A "scientific concept" may come from philosophy, logic, economics, jurisprudence, or other analytic enterprises, as long as it is a rigorous conceptual tool that may be summed up succinctly (or "in a phrase") but has broad application to understanding the world...James Flynn has defined "shorthand abstractions" (or "SHA's") as concepts drawn from science that have become part of the language and make people smarter by providing widely applicable templates ("market", "placebo", "random sample," "naturalistic fallacy," are a few of his examples). His idea is that the abstraction is available as a single cognitive chunk which can be used as an element in thinking and debate.I'm going to give brief sketches of a few responses that I found most interesting. I try to edit the author's point to a single declarative phrase, the 'single cognitive chunk' requirement suggested above (I'm surprised that in most cases the authors didn't do this more effectively). I'll list a few in this post, and as I have time to continue reading through the 164 contributions, perhaps do some further posts...
Howard Gardner - Try to disprove your viewpoint.
"If American citizens, or, for that matter, citizens anywhere were motivated to decribe the conditions under which they would relinquish their beliefs, they would begin to think scientifically. And if they admitted that empirical evidence would not change their minds, then at least they'd have indicated that their views have a religious or an ideological, rather than a scientific basis.

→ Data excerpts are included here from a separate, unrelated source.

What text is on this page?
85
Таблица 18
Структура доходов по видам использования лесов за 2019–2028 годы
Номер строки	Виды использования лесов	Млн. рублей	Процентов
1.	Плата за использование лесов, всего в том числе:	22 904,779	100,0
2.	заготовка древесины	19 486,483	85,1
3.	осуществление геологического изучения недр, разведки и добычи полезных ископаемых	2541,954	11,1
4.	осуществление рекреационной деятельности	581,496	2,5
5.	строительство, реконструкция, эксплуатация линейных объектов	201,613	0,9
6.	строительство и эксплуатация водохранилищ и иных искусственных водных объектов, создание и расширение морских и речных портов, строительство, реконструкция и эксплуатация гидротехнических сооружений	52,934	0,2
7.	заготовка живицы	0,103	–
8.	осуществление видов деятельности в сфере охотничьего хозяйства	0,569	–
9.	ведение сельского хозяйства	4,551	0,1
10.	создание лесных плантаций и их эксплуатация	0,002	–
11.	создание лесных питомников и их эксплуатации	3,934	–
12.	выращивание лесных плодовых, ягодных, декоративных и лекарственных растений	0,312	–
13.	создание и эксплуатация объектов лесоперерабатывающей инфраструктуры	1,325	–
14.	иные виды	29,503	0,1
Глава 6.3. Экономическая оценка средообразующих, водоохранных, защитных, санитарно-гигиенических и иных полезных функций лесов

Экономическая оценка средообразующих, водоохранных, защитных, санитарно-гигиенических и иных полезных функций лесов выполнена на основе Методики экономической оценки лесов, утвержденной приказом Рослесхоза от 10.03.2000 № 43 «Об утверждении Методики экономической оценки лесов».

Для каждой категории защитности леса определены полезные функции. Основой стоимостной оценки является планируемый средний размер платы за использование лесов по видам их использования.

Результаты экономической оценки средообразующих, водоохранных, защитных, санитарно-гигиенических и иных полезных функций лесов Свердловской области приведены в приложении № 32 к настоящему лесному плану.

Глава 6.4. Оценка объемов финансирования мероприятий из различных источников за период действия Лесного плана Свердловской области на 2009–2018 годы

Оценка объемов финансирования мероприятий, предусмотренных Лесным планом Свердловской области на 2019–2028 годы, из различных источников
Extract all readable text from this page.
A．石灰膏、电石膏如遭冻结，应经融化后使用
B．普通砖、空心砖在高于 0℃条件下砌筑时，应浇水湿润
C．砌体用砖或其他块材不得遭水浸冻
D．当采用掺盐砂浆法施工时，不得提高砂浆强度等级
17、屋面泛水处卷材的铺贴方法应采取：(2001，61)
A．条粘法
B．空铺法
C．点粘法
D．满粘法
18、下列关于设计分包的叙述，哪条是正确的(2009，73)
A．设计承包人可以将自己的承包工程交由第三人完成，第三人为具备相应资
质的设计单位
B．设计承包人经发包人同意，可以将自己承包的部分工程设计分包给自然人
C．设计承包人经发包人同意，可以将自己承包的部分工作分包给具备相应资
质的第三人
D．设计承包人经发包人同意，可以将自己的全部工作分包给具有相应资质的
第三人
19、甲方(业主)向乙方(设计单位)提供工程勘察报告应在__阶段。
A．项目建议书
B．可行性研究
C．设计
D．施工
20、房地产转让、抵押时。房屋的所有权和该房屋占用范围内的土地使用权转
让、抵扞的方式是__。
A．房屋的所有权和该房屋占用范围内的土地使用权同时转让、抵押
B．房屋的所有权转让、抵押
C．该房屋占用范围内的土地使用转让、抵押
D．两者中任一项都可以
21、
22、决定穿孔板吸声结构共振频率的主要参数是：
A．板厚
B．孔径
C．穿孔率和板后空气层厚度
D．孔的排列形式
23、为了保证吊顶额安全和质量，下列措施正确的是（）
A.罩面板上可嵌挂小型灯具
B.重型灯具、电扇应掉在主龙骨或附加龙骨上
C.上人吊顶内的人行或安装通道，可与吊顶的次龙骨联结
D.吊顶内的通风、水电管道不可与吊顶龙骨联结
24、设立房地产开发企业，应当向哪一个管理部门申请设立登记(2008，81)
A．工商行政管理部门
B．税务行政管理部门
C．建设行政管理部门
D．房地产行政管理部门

Christian Keysers - Avoid the mirror fallacy
...our brain mirrors the states of the people we observe...When the person we see has the exact same body and brain as we do, mirroring would tell us what the other feels. Whenever the other person is different in some relevant way, however, mirroring will mislead us...The world is full of such fallacies: we feel dolphins are happy just because their face resembles ours while we smile or we attribute pain to robots in sci-fi movies.
George Lakoff - Be aware of the conceptual metaphors you are using.
All concepts are physical brain circuits deriving their meaning via neural cascades that terminate in linkage to the body. That is how embodied cognition arises...Primary metaphors are brain mappings linking disparate brain regions, each tied to the body in a different way. For example, More Is Up (as in "prices rose") links a region coordinating quantity to another coordinating verticality...Complex conceptual metaphors arise via neural bindings, both across metaphors and from a given metaphor to a conceptual frame circuit. Metaphorical reasoning arises when source domain inference structures are used for target domain reasoning via neural mappings... A central consequence is the huge range of concepts that use metaphor cannot be defined relative to the outside world, but are instead embodied via interactions of the body and brain with the world...Every time you think of paying moral debts, or getting bogged down on a project, or losing time, or being at a crossroads in a relationship, you are unconsciously activating a conceptual metaphor circuit in your brain, reasoning using it, and quite possibly making decisions and living your life on the basis of your metaphors. And that's just normal. There's no way around it!..But it can do harm if you are unaware of it.